北朝鮮、中国のスマホ利用者を「見せしめ処刑」か
中国から列車に乗り、国境にかけられた橋を渡って北朝鮮に入国すると、すぐに新義州(シニジュ)駅に停車する。多くの人はそこで、北朝鮮では使えないはずの自分の海外キャリアの携帯電話が、電波をキャッチしていることに気づくだろう。
中国側の岸から新義州駅までは1キロちょっとだ。通話やモバイル通信ができるほど電波は強くないが、仮に使用しすれ違法行為となる。2017年に改定された刑法には、違法な国際通信を禁じる項目があるからだ。
だが、北朝鮮の国境沿いの地域には、あの手この手で監視の目を避けて、中国や韓国と携帯電話を使ってやり取りしようとする人が存在し、当局がいくら取り締まっても根絶できていない。

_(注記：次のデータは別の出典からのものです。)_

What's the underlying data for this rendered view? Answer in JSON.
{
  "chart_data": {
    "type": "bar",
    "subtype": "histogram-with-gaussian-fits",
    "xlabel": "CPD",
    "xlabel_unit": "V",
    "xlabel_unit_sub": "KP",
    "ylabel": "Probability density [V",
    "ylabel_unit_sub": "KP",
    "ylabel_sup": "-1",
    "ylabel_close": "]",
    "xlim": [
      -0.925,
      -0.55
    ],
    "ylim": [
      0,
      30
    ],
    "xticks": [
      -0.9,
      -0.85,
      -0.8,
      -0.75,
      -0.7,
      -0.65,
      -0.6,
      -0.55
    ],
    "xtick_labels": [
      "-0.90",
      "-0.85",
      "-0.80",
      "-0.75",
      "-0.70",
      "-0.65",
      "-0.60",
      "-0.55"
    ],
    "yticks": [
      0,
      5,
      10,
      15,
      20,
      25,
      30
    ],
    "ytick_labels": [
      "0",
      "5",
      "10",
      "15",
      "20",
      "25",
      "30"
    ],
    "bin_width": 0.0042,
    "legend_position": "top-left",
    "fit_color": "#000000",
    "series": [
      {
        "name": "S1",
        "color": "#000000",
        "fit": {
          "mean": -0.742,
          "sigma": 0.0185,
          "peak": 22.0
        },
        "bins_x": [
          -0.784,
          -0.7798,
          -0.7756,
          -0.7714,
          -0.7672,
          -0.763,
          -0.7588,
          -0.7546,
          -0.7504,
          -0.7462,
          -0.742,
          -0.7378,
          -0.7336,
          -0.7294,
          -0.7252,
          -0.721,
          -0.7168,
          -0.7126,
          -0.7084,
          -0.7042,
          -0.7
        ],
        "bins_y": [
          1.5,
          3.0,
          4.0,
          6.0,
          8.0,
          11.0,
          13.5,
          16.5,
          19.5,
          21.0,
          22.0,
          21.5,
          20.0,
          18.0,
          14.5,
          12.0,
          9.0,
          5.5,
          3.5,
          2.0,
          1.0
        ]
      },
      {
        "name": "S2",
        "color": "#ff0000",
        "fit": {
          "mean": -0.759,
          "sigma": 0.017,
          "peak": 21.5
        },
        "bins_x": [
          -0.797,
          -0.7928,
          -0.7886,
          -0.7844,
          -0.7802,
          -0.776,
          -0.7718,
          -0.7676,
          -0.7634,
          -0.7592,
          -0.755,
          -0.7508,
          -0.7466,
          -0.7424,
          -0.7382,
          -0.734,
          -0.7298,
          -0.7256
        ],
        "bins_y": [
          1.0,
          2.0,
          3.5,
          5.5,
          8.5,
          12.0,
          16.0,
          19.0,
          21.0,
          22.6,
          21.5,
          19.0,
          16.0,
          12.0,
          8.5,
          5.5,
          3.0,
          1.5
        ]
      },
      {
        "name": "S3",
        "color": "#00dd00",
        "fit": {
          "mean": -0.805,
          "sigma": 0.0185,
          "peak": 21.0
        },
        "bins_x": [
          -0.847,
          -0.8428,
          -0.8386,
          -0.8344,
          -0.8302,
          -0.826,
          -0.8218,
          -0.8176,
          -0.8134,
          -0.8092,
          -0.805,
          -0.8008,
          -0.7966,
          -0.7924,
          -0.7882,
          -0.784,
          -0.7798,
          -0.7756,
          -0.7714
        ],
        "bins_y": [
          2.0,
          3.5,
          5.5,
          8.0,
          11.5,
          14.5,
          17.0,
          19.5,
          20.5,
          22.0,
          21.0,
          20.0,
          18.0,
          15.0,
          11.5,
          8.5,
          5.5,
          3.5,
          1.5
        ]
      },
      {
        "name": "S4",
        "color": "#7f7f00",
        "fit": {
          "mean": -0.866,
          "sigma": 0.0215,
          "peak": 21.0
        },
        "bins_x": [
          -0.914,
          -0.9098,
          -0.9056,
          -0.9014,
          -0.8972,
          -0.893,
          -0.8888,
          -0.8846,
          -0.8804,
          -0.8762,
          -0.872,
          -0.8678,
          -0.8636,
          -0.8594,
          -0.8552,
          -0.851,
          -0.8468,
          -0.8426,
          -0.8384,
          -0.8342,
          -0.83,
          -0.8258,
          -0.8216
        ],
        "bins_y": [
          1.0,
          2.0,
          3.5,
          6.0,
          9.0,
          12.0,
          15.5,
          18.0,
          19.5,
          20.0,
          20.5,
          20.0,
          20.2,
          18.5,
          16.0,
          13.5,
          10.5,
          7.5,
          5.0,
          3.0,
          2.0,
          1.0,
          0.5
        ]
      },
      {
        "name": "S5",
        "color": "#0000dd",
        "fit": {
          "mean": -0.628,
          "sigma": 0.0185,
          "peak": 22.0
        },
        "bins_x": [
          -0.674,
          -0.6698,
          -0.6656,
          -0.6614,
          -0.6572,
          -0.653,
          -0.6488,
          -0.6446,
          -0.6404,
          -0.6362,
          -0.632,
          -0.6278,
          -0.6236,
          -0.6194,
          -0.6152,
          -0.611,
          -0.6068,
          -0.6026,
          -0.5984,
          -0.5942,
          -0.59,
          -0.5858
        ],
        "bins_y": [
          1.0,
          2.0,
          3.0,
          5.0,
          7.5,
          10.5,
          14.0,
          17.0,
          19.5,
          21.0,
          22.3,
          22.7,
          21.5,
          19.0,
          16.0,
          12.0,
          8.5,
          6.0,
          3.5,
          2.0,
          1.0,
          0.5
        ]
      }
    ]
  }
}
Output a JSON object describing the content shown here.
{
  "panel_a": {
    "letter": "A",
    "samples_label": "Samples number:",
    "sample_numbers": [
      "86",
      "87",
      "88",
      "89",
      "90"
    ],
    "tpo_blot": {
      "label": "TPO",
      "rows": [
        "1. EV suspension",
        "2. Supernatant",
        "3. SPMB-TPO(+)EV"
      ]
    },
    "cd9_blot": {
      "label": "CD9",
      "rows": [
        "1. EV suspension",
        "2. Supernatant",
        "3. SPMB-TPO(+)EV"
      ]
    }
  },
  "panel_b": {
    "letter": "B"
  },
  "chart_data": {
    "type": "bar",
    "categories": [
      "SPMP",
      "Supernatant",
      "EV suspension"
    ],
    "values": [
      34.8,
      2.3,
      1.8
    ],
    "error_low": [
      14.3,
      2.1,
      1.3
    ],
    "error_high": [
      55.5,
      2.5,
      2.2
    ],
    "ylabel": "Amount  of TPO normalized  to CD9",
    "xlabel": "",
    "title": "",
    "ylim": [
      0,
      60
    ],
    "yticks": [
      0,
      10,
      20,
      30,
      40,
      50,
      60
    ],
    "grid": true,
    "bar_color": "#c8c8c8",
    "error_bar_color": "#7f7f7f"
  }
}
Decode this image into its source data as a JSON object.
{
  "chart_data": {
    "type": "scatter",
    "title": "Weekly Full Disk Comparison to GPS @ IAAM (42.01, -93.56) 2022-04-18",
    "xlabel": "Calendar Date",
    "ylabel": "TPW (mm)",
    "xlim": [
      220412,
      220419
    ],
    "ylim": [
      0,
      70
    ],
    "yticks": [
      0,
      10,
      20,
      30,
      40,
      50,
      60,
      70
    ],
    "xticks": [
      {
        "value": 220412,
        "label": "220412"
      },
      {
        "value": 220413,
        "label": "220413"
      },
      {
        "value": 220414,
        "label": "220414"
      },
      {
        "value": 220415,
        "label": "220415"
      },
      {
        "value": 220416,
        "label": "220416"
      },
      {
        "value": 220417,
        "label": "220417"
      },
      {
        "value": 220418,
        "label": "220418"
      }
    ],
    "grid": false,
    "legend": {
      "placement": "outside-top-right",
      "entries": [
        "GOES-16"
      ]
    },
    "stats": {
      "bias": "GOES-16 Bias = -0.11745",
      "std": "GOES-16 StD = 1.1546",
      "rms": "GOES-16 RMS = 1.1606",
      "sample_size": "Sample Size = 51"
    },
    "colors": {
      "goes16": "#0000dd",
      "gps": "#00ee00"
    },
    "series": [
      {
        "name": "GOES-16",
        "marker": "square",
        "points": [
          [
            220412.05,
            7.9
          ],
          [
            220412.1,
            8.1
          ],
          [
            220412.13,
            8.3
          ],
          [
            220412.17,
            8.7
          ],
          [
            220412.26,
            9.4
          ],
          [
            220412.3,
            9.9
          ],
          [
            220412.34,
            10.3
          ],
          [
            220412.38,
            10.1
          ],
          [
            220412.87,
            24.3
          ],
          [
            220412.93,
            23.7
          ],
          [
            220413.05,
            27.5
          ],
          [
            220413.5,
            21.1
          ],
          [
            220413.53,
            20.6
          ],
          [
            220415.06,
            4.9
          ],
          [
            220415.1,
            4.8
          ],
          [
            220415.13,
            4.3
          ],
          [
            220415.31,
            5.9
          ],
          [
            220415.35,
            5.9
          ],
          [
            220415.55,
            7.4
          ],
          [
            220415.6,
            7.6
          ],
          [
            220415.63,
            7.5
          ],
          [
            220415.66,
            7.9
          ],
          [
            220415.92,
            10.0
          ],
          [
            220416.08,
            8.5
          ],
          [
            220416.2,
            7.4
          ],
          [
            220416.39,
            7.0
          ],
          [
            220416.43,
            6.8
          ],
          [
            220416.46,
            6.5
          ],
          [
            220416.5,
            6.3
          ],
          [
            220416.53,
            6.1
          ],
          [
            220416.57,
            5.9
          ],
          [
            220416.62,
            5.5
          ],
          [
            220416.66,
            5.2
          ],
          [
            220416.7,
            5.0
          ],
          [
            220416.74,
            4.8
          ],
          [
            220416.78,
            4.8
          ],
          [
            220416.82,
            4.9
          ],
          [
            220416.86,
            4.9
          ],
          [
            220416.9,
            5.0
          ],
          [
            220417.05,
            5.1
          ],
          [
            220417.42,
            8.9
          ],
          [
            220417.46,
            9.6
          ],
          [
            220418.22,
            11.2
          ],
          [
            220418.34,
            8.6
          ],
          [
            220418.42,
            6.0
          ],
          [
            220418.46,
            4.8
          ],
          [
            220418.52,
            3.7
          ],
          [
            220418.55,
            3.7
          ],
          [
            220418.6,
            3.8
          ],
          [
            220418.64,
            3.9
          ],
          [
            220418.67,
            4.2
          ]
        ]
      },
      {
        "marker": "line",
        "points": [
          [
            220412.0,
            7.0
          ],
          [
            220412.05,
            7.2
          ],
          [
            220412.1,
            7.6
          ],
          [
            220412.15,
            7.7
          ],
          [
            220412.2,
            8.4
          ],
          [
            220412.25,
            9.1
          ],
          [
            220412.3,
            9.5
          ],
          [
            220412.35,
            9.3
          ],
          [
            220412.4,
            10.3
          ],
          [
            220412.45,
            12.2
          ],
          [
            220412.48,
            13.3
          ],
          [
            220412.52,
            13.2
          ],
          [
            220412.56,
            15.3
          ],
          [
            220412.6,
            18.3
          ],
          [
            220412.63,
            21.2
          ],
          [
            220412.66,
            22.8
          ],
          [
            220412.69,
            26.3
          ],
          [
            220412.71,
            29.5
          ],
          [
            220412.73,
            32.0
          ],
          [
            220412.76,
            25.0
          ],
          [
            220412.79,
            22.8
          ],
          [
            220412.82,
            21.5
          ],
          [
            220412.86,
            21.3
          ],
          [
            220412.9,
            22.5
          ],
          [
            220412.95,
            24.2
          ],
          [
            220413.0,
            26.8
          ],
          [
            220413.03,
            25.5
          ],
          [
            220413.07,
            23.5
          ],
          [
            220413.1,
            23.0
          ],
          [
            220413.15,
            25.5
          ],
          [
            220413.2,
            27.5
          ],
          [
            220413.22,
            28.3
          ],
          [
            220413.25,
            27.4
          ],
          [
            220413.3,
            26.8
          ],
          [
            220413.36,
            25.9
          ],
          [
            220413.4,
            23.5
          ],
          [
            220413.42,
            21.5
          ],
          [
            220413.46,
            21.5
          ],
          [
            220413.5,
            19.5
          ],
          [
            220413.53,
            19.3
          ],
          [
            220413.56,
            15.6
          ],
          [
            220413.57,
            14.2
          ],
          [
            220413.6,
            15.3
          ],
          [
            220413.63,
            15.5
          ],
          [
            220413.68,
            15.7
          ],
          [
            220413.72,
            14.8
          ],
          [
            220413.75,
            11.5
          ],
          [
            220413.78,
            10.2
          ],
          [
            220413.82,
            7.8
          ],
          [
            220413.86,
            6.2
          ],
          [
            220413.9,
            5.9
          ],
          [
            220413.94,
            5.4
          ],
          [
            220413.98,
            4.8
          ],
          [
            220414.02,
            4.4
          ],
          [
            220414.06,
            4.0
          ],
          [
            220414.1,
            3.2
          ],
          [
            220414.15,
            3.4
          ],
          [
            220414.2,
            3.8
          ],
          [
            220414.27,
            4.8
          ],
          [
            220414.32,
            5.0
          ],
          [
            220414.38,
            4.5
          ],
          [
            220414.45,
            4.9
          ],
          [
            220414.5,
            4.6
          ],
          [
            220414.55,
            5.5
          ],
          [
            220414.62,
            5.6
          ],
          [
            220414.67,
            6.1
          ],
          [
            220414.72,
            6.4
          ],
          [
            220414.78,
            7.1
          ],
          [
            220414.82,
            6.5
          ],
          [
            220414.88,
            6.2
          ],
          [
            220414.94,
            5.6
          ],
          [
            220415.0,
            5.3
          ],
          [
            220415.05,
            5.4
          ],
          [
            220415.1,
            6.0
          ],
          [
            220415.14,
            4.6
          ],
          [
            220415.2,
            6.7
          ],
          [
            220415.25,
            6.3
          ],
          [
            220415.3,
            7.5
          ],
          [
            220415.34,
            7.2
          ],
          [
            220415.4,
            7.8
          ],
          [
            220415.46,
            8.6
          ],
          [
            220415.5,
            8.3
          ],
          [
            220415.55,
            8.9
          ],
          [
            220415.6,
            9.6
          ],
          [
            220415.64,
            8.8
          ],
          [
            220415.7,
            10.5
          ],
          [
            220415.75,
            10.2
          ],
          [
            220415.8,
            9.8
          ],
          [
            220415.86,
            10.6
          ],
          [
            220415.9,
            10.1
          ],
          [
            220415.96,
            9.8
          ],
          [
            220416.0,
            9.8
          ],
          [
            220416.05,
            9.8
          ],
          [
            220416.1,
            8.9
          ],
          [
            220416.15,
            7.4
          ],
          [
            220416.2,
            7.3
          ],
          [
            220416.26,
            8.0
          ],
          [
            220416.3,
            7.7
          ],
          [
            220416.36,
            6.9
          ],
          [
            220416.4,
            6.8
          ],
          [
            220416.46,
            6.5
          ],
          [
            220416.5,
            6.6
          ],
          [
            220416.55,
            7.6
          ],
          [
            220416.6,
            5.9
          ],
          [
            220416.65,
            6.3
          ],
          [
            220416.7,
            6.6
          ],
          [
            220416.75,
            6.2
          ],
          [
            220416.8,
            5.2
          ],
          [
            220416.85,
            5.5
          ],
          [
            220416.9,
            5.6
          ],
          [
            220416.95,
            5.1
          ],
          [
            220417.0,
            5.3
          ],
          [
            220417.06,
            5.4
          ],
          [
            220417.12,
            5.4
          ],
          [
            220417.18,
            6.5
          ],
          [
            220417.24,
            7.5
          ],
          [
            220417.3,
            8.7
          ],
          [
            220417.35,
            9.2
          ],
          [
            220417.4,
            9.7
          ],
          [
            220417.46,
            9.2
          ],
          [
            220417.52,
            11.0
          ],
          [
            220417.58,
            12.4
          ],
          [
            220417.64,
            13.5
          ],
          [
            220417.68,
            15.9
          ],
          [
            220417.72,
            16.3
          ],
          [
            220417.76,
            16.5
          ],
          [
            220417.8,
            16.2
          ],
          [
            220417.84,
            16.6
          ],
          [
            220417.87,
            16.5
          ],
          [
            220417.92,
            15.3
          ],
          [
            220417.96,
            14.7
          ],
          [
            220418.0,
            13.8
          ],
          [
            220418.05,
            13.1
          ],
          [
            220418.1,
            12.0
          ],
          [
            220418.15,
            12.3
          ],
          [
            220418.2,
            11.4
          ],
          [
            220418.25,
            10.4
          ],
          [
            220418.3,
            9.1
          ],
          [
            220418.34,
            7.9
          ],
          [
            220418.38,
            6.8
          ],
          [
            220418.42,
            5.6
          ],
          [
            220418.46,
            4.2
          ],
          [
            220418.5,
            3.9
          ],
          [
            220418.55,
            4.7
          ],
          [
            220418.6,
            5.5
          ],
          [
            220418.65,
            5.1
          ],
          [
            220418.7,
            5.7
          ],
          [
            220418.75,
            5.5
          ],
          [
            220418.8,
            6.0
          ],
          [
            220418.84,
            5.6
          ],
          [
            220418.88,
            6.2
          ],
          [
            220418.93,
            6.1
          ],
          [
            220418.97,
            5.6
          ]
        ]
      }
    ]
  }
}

平安北道(ピョンアンブクト)のデイリーNK内部情報筋によると、国家保衛省の電波探知局が先月、新義州(シニジュ)に人員を送り込み、1カ月にわたり集中的に中国との通話を行った者の割り出しを行った。
彼らは違法携帯電話ユーザーを「毒草」と呼び、移動式電波探知機を使って通話をしている現場を押さえて捕まえたり、秘匿された電話機を金属探知機で探し出したりするなどして、12人を逮捕した。うち1人は、北朝鮮国内の状況を中国人に話したとの理由で処刑される可能性があると、情報筋は伝えた。
逮捕容疑として適用されたのは、違法な国際通信を禁じた刑法222条で、最高刑は5年以下の労働教化刑(懲役刑)だ。しかし、刑法63条の国家反逆罪を適用すると死刑にすることも可能ではある。ただ、国内の状況を外部に漏らしただけで祖国に反逆した、裏切った行為とみなすことは難しいが、見せしめとして処刑することは十分有り得ることだ。
これ以外にも、当局は体制を引き締め、思想の緩みを防止するために反社会主義・非社会主義連合指揮部なる組織を立ち上げ、主に中国との国境に接した地域で、大々的な取り締まりを行っている。だが、彼らがターゲットとする行為は、密輸に収入を依存する地域の人々の生業そのものだ。取り締まりの長期化に伴って、国境沿いの地域は疲弊しつつある。
新義州でも取り締まりの期間中には皆が息を潜め、通話は行わないようにしていたが、今月初めに取り締まり班が撤収するや否や、あっという間に元の木阿弥となった。現在では通話が活発に行われているという。結局、「捕まった人だけが運が悪かった」(情報筋)ということだ。